The editor who directed the exposure of the Watergate scandal, which led to the demise of Richard Nixon as President of the United States, has died.
Ben Bradlee, who is the former executive editor of The Washington Post, held that position at the newspaper for 26 years and guided The Post’s transformation into one of the world’s leading newspapers.
The Washington Post reported that he died of natural causes at his home in Washington.
According to The New York Times, the Post won 18 Pulitzers under Bradlee’s tenure.
As executive editor from 1968 until 1991, Bradlee became one of the most important figures in Washington, as well as part of journalism history, while transforming the Post from a staid morning daily into one of the most dynamic and respected publications in the United States.
Bradlee’s work guiding young reporters Bob Woodward and Carl Bernstein as they traced a 1972 burglary at Democratic Party headquarters at the Watergate office and apartment complex back to the Nixon White House has been celebrated from journalism schools to Hollywood.

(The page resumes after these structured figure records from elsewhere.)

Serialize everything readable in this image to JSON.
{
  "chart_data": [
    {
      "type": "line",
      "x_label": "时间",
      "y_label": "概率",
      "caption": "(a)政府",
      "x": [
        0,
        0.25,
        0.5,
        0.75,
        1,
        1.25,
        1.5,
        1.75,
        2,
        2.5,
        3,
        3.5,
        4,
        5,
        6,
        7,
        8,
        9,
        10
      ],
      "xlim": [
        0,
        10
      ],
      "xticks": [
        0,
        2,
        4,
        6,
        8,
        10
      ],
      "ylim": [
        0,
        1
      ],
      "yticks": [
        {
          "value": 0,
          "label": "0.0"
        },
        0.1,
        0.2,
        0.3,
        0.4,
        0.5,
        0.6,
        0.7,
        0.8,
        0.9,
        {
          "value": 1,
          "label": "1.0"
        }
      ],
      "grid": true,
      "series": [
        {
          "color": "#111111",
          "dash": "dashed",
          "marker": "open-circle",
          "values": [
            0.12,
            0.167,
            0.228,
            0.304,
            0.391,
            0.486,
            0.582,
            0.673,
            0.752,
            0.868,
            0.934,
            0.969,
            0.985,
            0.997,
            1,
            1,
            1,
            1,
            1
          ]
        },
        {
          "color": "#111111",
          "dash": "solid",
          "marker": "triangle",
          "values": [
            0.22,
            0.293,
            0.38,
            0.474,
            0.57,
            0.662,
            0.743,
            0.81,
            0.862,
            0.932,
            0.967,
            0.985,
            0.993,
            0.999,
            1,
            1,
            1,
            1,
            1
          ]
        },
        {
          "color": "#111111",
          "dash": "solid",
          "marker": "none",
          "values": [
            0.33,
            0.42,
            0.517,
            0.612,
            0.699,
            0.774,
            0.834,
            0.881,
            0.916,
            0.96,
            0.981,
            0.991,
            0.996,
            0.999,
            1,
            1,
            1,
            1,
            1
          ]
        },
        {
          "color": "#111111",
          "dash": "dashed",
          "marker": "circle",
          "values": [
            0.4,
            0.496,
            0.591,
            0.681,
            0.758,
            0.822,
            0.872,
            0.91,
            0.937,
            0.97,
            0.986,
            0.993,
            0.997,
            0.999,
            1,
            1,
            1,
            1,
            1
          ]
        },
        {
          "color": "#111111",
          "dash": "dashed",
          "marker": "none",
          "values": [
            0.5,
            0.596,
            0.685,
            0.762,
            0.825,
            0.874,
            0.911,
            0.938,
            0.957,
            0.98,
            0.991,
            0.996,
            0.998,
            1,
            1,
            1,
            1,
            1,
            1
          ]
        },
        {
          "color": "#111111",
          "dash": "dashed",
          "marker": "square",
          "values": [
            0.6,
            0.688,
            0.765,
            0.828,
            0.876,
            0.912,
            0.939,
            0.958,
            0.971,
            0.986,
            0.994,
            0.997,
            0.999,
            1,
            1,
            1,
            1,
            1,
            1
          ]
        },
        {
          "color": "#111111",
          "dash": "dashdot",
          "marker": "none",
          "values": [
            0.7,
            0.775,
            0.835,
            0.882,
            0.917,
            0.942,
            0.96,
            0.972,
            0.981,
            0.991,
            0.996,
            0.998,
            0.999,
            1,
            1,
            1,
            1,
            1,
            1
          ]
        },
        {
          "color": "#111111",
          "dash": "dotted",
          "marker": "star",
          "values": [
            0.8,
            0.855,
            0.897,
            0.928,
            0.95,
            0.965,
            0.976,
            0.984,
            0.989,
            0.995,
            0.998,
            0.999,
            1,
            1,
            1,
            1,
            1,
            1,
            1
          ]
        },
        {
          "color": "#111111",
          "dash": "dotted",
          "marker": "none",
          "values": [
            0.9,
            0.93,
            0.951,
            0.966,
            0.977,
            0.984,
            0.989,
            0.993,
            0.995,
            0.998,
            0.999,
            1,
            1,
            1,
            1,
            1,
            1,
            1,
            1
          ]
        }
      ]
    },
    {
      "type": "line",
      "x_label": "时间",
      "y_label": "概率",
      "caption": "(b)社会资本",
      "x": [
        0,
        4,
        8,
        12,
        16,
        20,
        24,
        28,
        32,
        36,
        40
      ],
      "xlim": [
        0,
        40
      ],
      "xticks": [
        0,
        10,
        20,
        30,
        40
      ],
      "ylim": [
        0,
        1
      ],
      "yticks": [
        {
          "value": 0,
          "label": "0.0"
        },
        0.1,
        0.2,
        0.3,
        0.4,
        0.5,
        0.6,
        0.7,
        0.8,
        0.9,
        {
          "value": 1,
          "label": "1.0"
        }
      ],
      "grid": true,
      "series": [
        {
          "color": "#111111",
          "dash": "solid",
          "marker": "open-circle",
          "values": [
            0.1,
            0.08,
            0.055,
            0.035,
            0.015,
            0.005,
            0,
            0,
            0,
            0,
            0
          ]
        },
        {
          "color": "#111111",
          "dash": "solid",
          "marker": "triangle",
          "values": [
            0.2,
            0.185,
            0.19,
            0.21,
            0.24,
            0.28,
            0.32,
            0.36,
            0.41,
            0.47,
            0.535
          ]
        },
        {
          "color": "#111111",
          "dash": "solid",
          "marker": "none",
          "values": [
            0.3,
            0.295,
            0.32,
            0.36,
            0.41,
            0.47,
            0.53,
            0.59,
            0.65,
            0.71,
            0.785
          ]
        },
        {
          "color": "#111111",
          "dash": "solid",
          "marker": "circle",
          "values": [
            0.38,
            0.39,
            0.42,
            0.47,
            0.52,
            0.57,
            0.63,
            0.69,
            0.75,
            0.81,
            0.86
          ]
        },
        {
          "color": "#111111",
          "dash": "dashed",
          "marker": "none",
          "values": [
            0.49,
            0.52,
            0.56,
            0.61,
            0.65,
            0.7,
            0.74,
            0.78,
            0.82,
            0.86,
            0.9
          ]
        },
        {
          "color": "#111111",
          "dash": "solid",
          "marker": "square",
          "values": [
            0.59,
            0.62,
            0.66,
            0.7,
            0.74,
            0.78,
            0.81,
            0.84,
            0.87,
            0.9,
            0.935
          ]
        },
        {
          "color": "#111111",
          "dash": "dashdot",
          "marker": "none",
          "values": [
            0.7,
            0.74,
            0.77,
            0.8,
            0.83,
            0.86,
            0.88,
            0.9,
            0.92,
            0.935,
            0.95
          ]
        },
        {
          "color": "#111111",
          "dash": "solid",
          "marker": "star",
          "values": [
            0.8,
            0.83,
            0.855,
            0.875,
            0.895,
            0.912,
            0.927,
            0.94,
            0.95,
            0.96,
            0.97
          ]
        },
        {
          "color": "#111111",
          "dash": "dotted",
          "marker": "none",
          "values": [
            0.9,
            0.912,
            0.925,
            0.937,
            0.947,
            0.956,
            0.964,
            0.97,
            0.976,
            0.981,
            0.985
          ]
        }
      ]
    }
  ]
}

Bradlee gave Woodward and Bernstein license to pursue the scandal and its cover-up vigorously, approving their use of the unidentified source, and the newspaper published about 400 articles about Watergate over 28 months.
In 1972 Bradlee also led the Post in joining the New York Times in publishing stories based on the Pentagon Papers, a secret government account of Vietnam War decisions, despite heavy legal pressure. He also guided the Post to uncovered details of the Iran-Contra scandal that rocked Ronald Reagan’s White House.
In his tribute to the legendary editor, President Obama praised him for his journalistic integrity.
“For Benjamin Bradlee, journalism was more than a profession — it was a public good vital to our democracy. A true newspaperman, he transformed the Washington Post into one of the country’s finest newspapers, and with him at the helm, a growing army of reporters published the Pentagon Papers, exposed Watergate, and told stories that needed to be told — stories that helped us understand our world and one another a little bit better. The standard he set — a standard for honest, objective, meticulous reporting — encouraged so many others to enter the profession.”
The Inquisitr, earlier reported that President Obama honored him with the Presidential Medal of Freedom last year.
Benjamin Bradlee career’s at the Washington Post began in 1948 as a police reporter. He quit to become a press attache at the U.S. Embassy in Paris.
He returned to the Post and became executive editor in 1968, holding the job until his 1991 retirement.